Preliminary data indicates that the fiscal deficit as a percentage of GDP was 4.7% in 2025. The Hungarian budget has been unable to compress the deficit below the 3% threshold since 2020, and this is not expected to change in 2026. According to GKI forecasts, the general government deficit will hover around 6% this year.
The gross public debt-to-GDP ratio was approximately 74.6% in 2025, based on preliminary financial account data from the MNB (Central Bank of Hungary). This represents an increase compared to the 73.5% level in 2024, signaling a further divergence from the 60% threshold.
Indicators of Maastricht Criteria in Hungary (2010–2025)

Eurobarometer data suggests that 68% of the population expects positive economic impulses from the introduction of the single currency. It is crucial to emphasize that the benefits of accession begin to manifest as soon as the formal declaration of intent is made and the preparation process commences. Strict adherence to the Maastricht criteria inherently increases economic stability, reduces risk premiums, and improves market expectations. Thus, the favorable effects would not appear abruptly on the day of entry, but gradually during the fulfillment of the admission requirements.
The advantages of accession are most visible in the evolution of interest rates. The domestic interest rate level is nearly double that of the eurozone, causing the population and businesses (as well as the state budget itself) to face significant interest expenses.
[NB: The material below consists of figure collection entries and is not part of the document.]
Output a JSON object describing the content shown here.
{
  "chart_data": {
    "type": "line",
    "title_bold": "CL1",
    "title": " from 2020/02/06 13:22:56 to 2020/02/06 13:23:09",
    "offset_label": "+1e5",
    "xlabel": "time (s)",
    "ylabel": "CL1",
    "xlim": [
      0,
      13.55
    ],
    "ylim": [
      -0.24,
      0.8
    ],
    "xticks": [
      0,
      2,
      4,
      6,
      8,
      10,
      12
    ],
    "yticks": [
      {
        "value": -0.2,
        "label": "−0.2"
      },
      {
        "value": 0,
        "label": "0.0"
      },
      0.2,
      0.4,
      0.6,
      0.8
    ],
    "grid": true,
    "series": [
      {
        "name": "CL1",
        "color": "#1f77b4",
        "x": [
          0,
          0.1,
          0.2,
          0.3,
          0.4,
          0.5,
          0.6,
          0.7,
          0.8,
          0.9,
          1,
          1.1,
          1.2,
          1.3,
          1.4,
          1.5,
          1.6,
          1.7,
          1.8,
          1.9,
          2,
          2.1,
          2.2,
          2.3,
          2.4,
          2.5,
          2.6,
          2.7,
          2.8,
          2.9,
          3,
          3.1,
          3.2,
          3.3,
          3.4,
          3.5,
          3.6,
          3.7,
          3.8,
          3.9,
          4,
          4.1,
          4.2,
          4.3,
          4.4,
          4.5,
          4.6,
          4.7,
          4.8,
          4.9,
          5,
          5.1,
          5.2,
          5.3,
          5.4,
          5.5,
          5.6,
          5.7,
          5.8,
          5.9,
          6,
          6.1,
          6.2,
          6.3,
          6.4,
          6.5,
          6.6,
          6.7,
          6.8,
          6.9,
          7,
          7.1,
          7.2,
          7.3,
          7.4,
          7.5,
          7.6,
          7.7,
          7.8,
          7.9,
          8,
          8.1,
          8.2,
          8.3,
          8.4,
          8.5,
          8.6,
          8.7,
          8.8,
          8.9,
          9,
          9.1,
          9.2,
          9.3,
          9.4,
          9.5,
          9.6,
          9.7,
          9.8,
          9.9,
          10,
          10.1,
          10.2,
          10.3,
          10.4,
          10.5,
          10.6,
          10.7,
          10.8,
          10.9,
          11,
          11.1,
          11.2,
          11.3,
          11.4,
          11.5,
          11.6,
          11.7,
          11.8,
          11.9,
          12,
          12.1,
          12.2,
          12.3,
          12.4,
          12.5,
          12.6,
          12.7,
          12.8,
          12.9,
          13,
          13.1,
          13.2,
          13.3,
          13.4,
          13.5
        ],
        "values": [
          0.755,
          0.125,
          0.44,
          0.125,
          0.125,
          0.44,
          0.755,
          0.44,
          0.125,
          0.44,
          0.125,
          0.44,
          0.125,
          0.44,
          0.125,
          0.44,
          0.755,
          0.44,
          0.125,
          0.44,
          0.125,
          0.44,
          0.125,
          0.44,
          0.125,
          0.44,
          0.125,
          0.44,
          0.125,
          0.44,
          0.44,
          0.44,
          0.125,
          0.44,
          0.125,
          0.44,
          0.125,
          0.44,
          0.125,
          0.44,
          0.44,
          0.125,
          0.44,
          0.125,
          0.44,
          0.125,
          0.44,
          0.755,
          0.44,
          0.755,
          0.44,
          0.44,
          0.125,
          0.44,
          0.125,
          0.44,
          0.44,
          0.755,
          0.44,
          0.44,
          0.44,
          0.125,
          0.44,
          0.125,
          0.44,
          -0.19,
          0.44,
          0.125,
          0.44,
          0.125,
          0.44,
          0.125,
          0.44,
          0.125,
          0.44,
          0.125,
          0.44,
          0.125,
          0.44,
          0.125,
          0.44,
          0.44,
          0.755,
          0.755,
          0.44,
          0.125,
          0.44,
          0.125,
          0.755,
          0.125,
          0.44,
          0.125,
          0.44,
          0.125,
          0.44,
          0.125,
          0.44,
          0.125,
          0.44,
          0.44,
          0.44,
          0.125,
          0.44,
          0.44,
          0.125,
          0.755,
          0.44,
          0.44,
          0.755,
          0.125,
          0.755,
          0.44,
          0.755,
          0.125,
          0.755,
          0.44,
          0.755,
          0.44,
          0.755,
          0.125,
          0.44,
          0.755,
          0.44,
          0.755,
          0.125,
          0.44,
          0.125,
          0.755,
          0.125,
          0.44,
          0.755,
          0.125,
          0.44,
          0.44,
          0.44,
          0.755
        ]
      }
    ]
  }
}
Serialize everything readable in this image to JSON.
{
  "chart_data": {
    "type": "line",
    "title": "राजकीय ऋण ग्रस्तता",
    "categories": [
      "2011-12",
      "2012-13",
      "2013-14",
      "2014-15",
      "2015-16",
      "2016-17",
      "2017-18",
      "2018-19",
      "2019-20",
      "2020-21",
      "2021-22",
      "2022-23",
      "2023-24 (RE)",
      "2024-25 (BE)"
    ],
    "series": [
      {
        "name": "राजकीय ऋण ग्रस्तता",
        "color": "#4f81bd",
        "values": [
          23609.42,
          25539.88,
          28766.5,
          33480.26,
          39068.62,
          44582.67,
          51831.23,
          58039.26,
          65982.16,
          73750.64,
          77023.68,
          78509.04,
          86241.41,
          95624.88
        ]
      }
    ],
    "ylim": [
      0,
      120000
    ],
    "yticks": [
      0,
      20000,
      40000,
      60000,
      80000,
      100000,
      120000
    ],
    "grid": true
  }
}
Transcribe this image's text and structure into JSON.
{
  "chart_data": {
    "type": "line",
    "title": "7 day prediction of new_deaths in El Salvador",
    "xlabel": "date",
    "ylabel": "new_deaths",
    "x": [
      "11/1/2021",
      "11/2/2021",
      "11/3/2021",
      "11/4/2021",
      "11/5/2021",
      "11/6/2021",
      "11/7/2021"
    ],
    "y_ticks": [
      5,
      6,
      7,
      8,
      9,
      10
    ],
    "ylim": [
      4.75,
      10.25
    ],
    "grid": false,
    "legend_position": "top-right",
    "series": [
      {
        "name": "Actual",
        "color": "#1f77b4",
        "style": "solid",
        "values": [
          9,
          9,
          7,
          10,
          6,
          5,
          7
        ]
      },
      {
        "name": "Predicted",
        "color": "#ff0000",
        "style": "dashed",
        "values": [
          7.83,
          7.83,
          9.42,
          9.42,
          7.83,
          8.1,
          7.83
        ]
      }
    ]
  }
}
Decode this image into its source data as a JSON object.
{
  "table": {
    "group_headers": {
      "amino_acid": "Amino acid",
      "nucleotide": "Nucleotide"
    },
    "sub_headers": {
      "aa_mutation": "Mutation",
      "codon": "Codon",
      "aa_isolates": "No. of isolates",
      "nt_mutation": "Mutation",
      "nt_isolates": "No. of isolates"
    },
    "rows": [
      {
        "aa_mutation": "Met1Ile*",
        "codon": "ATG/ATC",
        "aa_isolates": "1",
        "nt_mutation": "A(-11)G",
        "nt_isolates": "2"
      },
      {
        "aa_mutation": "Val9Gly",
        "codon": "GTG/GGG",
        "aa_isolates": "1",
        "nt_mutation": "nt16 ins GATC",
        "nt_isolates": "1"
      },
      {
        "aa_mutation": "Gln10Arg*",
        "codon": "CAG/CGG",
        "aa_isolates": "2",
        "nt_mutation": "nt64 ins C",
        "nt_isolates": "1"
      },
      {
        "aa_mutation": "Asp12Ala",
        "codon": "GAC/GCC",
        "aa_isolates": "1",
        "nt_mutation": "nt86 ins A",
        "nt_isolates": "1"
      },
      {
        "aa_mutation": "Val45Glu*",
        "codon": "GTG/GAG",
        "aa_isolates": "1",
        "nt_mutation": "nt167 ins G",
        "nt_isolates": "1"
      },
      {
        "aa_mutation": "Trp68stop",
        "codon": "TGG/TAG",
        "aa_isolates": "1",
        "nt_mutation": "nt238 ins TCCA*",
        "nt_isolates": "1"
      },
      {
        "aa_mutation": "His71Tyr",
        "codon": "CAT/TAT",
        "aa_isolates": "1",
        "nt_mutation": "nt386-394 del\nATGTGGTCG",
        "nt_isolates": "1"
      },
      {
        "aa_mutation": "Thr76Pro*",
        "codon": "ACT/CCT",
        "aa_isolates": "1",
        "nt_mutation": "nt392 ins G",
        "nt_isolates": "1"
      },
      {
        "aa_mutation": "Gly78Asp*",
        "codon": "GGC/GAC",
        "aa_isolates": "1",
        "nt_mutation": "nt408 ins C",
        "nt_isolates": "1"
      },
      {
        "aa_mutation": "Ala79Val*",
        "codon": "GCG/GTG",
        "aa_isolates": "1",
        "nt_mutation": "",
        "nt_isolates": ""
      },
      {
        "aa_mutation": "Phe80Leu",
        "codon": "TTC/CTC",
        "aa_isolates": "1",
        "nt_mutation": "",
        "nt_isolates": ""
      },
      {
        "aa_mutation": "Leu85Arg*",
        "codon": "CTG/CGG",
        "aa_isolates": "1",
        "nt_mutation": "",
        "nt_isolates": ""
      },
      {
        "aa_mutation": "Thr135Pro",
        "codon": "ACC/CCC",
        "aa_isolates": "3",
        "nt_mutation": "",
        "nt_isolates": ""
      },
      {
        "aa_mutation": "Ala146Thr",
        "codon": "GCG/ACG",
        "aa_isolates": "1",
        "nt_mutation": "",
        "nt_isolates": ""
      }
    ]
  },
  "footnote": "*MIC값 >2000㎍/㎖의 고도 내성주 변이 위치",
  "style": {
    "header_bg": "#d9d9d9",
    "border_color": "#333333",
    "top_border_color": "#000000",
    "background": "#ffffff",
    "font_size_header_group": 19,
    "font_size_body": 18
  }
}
Adopting the euro would greatly reduce interest burdens, freeing up resources for households, corporations, and—in the long run—the general government. For example, while the average mortgage rate in the eurozone is 3.4%, domestic subsidized “Otthon Start” (Home Start) loans carry a similar rate; however, in the eurozone, no state subsidy is required to achieve such levels. Additionally, the elimination of transaction (currency exchange) costs and the further strengthening of foreign trade relations are other possible benefits.
At the same time, the risks of accession must be weighed. Transitioning to the euro may involve short-term inflationary effects, which could raise inflation expectations; however, recent examples of Bulgarian and Croatian accession do not support the occurrence of such a short-term spike. In the long term, a risk exists that the common monetary policy has only a limited capacity to offset the inflationary surplus stemming from real convergence and the stimulation of consumption due to a lower interest rate environment. This process could lead to the overheating of the economy, as well as the development of real economic and financial imbalances. These risks can be mitigated by increasing competitiveness, placing the fiscal deficit on a sustainable path, and the lower inflation expectations anticipated with the introduction.
In summary, while the majority of Hungarian society supports the adoption of the euro and trusts in its positive impacts, real economic and fiscal trends in recent years have trended toward divergence. Euro adoption would be specifically beneficial for debtors and would reduce transaction costs. The narrowing interest expenses of the general government would create opportunities to expand social programs without increasing the budget deficit or deteriorating the debt-to-GDP ratio. Nevertheless, caution is warranted, as surrendering an independent monetary policy could lead to higher inflation and structural imbalances—risks that can only be managed through consistent economic policy.